L’interpellation de Candide Azannaï, ancien ministre délégué à la Défense et figure singulière de la scène politique béninoise, ce vendredi à Cotonou dans le cadre d’une enquête n’a pas seulement créé un choc dans l’opinion. Elle a également remis au goût du jour les nombreuses controverses entourant celui que certains, dans l’opposition même, qualifient depuis longtemps de “mystère politique”, voire d’“espion infiltré”, en raison de sa liberté de ton apparemment sans conséquence judiciaire.
Un opposant à la rhétorique guerrière… mais rarement inquiété
Depuis son départ du gouvernement de Patrice Talon, Candide Azannaï s’est construit une réputation d’opposant radical, utilisant un vocabulaire souvent perçu comme belliciste. Plusieurs de ses déclarations, devenues virales au fil des ans, sont régulièrement citées comme preuves de son tempérament explosif. Parmi les plus retentissantes, on peut rappeler :
« Nous ferons face par tous les moyens ! », avait-il lancé lors d’un meeting, en réponse à ce qu’il appelait “les dérives autoritaires du régime”.
« Si le pouvoir veut la confrontation, il l’aura ! », une phrase prononcée en 2023, largement commentée et reprise par ses adversaires.
« Un régime de terreur ne se combat pas avec des caresses mais avec résistance et contre-attaque. »
Ou encore « Quand la peur change de camp, le pouvoir tremble ! », une expression qu’il répétait souvent pour galvaniser ses partisans.
Des mots crus, percutants, parfois interprétés comme des appels à l’insurrection — mais qui, paradoxalement, ne lui ont presque jamais valu de poursuites judiciaires, contrairement à d’autres opposants.
Pourquoi Azannaï n’a-t-il jamais été inquiété ? La question qui dérange
Cette particularité nourrit, depuis plusieurs années, une théorie persistante : Candide Azannaï serait “toléré” par le pouvoir, voire instrumentalisé pour fragiliser l’opposition, en occupant un espace contestataire sans jamais franchir la ligne rouge de la répression étatique.

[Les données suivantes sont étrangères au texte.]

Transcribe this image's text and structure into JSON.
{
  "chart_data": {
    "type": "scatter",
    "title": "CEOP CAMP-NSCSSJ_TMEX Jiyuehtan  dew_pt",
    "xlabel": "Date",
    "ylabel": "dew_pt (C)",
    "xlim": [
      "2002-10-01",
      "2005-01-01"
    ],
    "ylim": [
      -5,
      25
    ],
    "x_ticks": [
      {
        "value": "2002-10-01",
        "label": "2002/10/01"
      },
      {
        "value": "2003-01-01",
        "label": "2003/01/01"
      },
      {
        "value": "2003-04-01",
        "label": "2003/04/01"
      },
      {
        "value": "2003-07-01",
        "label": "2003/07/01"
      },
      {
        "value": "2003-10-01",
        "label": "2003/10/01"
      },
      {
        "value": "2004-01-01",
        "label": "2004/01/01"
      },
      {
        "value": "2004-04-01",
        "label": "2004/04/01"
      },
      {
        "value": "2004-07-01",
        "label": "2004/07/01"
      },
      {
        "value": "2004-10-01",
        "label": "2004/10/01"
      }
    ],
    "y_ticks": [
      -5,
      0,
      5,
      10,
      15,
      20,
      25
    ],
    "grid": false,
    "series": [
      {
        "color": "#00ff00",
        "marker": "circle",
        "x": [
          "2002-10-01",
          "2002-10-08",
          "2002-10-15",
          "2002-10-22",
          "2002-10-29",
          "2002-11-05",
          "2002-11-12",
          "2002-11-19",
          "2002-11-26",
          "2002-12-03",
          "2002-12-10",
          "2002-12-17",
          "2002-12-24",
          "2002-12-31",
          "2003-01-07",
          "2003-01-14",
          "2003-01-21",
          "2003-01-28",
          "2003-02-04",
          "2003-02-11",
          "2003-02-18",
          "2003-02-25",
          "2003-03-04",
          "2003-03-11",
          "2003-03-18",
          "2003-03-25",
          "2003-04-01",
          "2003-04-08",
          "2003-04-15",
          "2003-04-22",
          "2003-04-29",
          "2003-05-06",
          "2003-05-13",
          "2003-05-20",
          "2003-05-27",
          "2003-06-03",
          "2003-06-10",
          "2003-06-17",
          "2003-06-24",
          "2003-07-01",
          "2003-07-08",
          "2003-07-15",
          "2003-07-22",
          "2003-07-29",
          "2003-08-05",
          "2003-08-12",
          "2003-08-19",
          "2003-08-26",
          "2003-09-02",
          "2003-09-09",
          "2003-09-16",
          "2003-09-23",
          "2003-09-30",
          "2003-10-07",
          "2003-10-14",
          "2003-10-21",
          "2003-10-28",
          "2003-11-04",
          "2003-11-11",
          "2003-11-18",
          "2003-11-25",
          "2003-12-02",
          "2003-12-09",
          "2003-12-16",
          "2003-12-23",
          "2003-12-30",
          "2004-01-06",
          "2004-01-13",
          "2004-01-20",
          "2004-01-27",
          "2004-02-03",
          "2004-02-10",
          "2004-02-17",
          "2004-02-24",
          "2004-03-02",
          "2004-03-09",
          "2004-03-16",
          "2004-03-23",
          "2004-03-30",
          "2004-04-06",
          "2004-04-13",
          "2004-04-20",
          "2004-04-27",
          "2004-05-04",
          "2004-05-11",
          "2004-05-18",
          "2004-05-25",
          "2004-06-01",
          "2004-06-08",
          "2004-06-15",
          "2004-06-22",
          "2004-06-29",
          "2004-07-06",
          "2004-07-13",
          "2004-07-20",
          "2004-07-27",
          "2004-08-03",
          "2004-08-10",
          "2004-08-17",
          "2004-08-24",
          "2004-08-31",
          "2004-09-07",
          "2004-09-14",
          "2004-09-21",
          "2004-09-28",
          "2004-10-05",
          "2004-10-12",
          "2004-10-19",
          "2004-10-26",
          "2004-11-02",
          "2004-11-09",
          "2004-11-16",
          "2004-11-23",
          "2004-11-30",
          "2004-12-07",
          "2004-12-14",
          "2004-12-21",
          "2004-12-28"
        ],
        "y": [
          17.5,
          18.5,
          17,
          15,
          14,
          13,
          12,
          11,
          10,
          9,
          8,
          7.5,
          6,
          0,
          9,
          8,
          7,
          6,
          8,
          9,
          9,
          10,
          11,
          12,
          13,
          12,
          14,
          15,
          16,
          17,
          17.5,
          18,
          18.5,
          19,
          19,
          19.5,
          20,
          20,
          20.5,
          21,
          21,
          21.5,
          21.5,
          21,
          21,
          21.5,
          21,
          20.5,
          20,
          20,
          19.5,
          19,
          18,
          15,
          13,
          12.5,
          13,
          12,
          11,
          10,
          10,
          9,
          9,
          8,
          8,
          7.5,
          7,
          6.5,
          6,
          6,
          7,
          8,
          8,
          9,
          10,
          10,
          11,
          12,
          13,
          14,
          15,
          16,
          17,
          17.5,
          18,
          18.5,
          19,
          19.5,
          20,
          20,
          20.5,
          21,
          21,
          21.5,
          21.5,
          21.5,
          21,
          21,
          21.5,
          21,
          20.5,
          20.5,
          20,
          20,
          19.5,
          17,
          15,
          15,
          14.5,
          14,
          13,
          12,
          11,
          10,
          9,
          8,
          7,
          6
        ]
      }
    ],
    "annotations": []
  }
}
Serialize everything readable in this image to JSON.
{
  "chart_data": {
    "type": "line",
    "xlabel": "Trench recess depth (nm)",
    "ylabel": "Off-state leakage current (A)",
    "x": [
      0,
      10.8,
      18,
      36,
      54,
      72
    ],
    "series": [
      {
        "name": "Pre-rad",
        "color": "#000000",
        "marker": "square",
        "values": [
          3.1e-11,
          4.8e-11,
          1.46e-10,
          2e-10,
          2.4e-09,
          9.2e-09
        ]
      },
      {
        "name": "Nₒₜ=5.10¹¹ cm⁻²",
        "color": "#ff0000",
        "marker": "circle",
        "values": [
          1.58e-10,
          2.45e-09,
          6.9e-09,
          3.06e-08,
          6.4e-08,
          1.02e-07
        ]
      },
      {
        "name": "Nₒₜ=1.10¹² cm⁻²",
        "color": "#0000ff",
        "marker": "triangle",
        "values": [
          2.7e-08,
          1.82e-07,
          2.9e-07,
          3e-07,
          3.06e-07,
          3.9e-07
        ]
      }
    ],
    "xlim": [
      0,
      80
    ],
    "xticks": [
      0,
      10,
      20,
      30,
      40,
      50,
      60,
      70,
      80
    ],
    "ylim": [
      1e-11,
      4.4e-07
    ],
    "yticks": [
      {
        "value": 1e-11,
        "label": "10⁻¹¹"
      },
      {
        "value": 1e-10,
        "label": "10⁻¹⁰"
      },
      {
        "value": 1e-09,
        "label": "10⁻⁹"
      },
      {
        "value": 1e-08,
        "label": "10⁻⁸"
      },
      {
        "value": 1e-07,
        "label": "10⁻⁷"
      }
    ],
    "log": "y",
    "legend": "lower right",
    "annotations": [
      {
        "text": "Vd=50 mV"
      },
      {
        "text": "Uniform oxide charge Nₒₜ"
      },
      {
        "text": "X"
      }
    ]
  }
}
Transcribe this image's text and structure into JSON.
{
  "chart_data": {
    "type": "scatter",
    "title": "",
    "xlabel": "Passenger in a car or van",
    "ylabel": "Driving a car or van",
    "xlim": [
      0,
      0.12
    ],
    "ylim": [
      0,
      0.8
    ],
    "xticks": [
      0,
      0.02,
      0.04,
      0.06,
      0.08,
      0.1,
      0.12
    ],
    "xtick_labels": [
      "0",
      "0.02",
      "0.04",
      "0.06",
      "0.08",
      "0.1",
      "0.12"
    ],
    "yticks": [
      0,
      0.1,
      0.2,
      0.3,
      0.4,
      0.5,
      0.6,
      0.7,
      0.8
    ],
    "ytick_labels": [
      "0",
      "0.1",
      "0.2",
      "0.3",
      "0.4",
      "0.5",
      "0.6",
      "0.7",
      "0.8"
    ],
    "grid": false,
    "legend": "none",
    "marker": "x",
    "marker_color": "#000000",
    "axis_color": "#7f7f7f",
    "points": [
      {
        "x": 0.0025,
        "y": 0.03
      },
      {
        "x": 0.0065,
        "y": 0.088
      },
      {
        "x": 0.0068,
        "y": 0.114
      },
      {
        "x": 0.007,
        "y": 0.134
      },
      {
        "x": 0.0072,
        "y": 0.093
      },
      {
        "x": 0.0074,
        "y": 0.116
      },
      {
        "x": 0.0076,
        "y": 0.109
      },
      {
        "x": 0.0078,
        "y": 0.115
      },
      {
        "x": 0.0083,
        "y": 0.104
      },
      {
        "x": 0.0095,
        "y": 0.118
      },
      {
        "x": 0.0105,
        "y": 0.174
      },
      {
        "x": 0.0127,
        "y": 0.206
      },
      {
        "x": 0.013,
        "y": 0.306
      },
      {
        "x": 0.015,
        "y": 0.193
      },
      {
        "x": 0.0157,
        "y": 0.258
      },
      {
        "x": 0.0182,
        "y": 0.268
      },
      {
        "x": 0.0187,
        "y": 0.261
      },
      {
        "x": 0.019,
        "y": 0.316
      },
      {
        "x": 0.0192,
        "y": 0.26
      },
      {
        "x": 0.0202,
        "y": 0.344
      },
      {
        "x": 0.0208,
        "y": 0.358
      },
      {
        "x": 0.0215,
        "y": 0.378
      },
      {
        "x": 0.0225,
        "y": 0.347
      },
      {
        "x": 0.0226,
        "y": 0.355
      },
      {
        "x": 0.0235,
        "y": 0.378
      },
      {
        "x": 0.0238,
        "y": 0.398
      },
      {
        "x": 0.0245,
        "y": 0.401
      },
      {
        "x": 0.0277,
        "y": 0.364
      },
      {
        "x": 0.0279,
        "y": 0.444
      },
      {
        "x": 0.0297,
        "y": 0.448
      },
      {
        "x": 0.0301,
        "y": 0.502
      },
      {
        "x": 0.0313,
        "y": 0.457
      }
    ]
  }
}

Certains responsables politiques, sans preuves formelles, affirment que ses prises de position tonitruantes serviraient davantage de soupape médiatique que de réelle menace pour le régime. Plusieurs voix dans l’opposition ne cachent pas leurs suspicions :
« Il crie plus fort que tout le monde, mais il n’est jamais touché. Cela interroge. »
« Un opposant qui insulte le pouvoir chaque semaine sans être inquiété, c’est inédit au Bénin. »
L’arrestation de ce vendredi vient donc briser, pour la première fois, un “privilège” que beaucoup lui reprochaient.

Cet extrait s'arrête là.